Literal Translation: Go comb monkeys
Meaning: Telling someone to get lost
i.e: Telling someone to leave you alone
Simply put: buzz off
Perfectly adequate moments to use it:
– the guy on the beach trying to sell you sunglasses when you already have a pair on your face
– directed towards all mosquitos in the world
– the cat that keeps whipping my face with it’s tail (I’m allergic to cats)
#5 Portuguese Idiom: Viajar na Maionese

Literal Translation: Travel in the mayonnaise
Meaning: To be daydreaming
i.e: Not paying attention or have crazy unrealistic ideas
Simply put: have the attention span of a fruit fly or the expectations of a Disney princess
Perfectly adequate moments to use it:
– Any of the 10,000 times you think about life in the Maldives during the workday
– Your partner says you will never buy a dog (I most certainly will)
– You think one day you might pay off your student loan
Finally One Portuguese idiom you do not need in your life
Phrase: Dor do cotovelo
Literal Translation: Elbow pain
Meaning: Heartbroken, coming from the idea that girls when they were heartbroken would stare out the window with their head in their hands, leaning on their elbows.
You most certainly don’t need this phrase in your life because you are a rock star that does not need to mope about a breakup.

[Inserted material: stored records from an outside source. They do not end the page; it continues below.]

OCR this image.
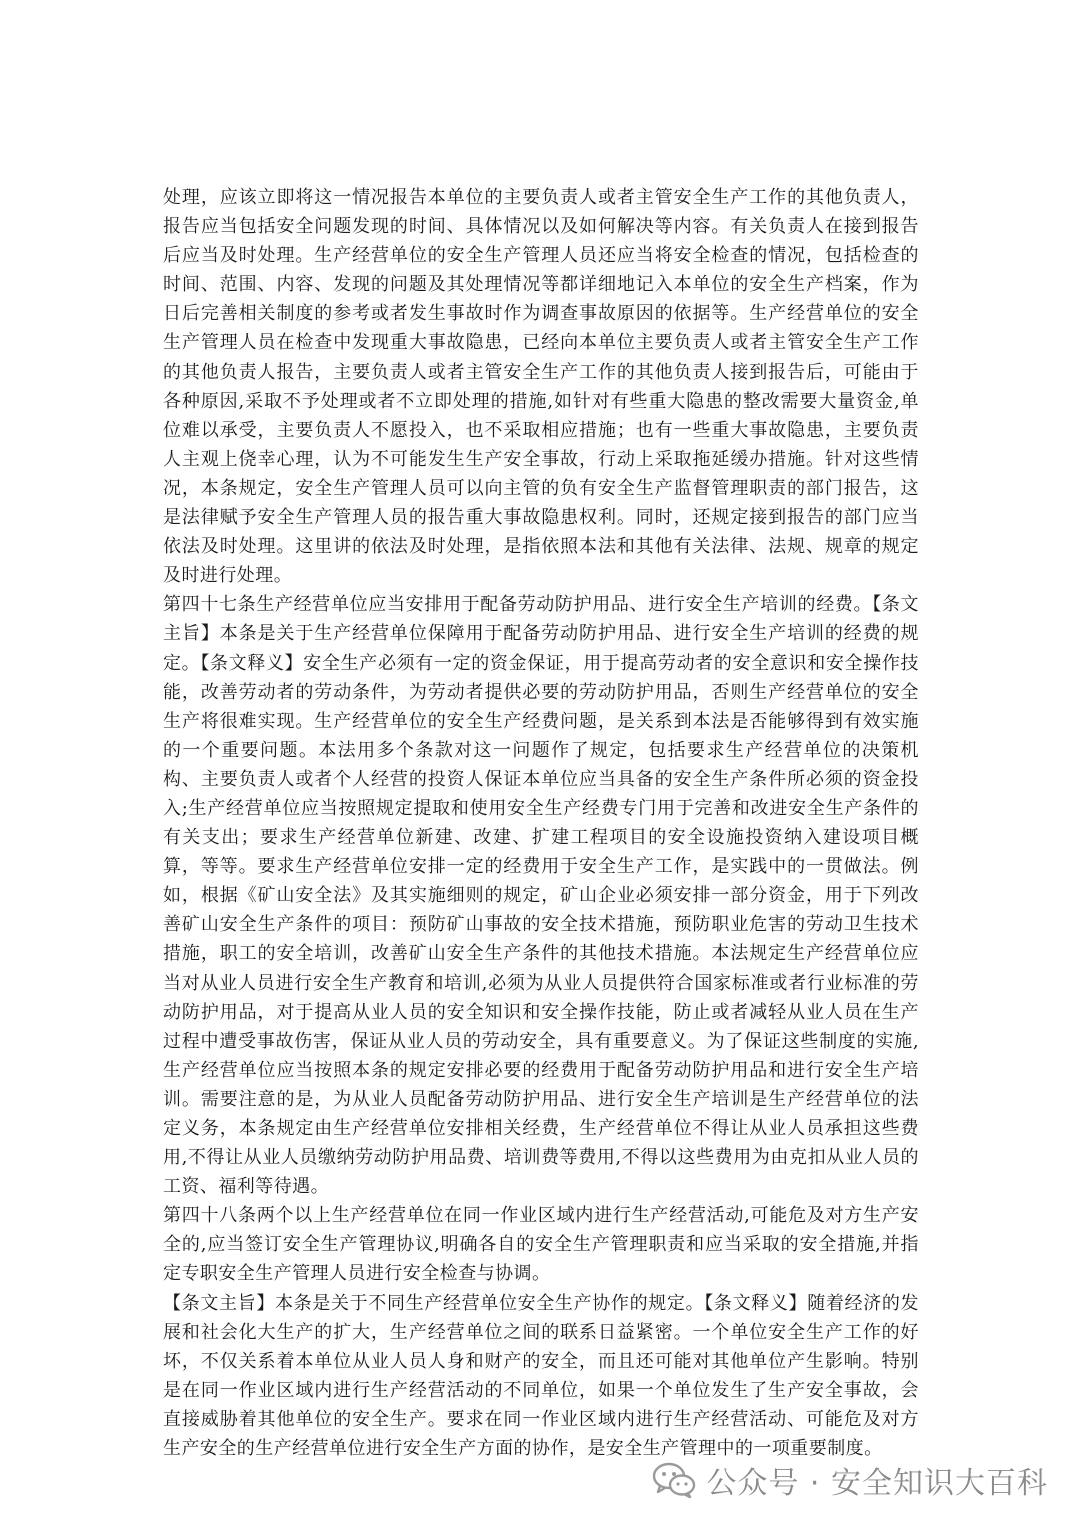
处理，应该立即将这一情况报告本单位的主要负责人或者主管安全生产工作的其他负责人，报告应当包括安全问题发现的时间、具体情况以及如何解决等内容。有关负责人在接到报告后应当及时处理。生产经营单位的安全生产管理人员还应当将安全检查的情况，包括检查的时间、范围、内容、发现的问题及其处理情况等都详细地记入本单位的安全生产档案，作为日后完善相关制度的参考或者发生事故时作为调查事故原因的依据等。生产经营单位的安全生产管理人员在检查中发现重大事故隐患，已经向本单位主要负责人或者主管安全生产工作的其他负责人报告，主要负责人或者主管安全生产工作的其他负责人接到报告后，可能由于各种原因,采取不予处理或者不立即处理的措施,如针对有些重大隐患的整改需要大量资金,单位难以承受，主要负责人不愿投入，也不采取相应措施；也有一些重大事故隐患，主要负责人主观上侥幸心理，认为不可能发生生产安全事故，行动上采取拖延缓办措施。针对这些情况，本条规定，安全生产管理人员可以向主管的负有安全生产监督管理职责的部门报告，这是法律赋予安全生产管理人员的报告重大事故隐患权利。同时，还规定接到报告的部门应当依法及时处理。这里讲的依法及时处理，是指依照本法和其他有关法律、法规、规章的规定及时进行处理。

第四十七条生产经营单位应当安排用于配备劳动防护用品、进行安全生产培训的经费。【条文主旨】本条是关于生产经营单位保障用于配备劳动防护用品、进行安全生产培训的经费的规定。【条文释义】安全生产必须有一定的资金保证，用于提高劳动者的安全意识和安全操作技能，改善劳动者的劳动条件，为劳动者提供必要的劳动防护用品，否则生产经营单位的安全生产将很难实现。生产经营单位的安全生产经费问题，是关系到本法是否能够得到有效实施的一个重要问题。本法用多个条款对这一问题作了规定，包括要求生产经营单位的决策机构、主要负责人或者个人经营的投资人保证本单位应当具备的安全生产条件所必须的资金投入;生产经营单位应当按照规定提取和使用安全生产经费专门用于完善和改进安全生产条件的有关支出；要求生产经营单位新建、改建、扩建工程项目的安全设施投资纳入建设项目概算，等等。要求生产经营单位安排一定的经费用于安全生产工作，是实践中的一贯做法。例如，根据《矿山安全法》及其实施细则的规定，矿山企业必须安排一部分资金，用于下列改善矿山安全生产条件的项目：预防矿山事故的安全技术措施，预防职业危害的劳动卫生技术措施，职工的安全培训，改善矿山安全生产条件的其他技术措施。本法规定生产经营单位应当对从业人员进行安全生产教育和培训,必须为从业人员提供符合国家标准或者行业标准的劳动防护用品，对于提高从业人员的安全知识和安全操作技能，防止或者减轻从业人员在生产过程中遭受事故伤害，保证从业人员的劳动安全，具有重要意义。为了保证这些制度的实施,生产经营单位应当按照本条的规定安排必要的经费用于配备劳动防护用品和进行安全生产培训。需要注意的是，为从业人员配备劳动防护用品、进行安全生产培训是生产经营单位的法定义务，本条规定由生产经营单位安排相关经费，生产经营单位不得让从业人员承担这些费用,不得让从业人员缴纳劳动防护用品费、培训费等费用,不得以这些费用为由克扣从业人员的工资、福利等待遇。

第四十八条两个以上生产经营单位在同一作业区域内进行生产经营活动,可能危及对方生产安全的,应当签订安全生产管理协议,明确各自的安全生产管理职责和应当采取的安全措施,并指定专职安全生产管理人员进行安全检查与协调。

【条文主旨】本条是关于不同生产经营单位安全生产协作的规定。【条文释义】随着经济的发展和社会化大生产的扩大，生产经营单位之间的联系日益紧密。一个单位安全生产工作的好坏，不仅关系着本单位从业人员人身和财产的安全，而且还可能对其他单位产生影响。特别是在同一作业区域内进行生产经营活动的不同单位，如果一个单位发生了生产安全事故，会直接威胁着其他单位的安全生产。要求在同一作业区域内进行生产经营活动、可能危及对方生产安全的生产经营单位进行安全生产方面的协作，是安全生产管理中的一项重要制度。

公众号 · 安全知识大百科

Be sad, eat some ice-cream, but never hurt your elbows by staring out the window after a lost cause.
4 Comments. Leave new
haha I love these idioms! I was certainly not traveling in the mayonnaise whilst reading this post!
Travel in the mayonnaise! What a great post- very much enjoyed reading. I’m sure we have some hilarious idioms in English as well!
These are amazing! I love learning idioms in foreign languages. I think they often express things I’ve been searching for for a long time! And sometimes they’re just hilarious. Go comb monkeys. I think that might be my new line 🙂 (closely aligns with another recent favourite of mine: not my circus, not my monkeys!)
I spend quite a bit of time with people veritably stuck in the mayonnaise up to their waists ??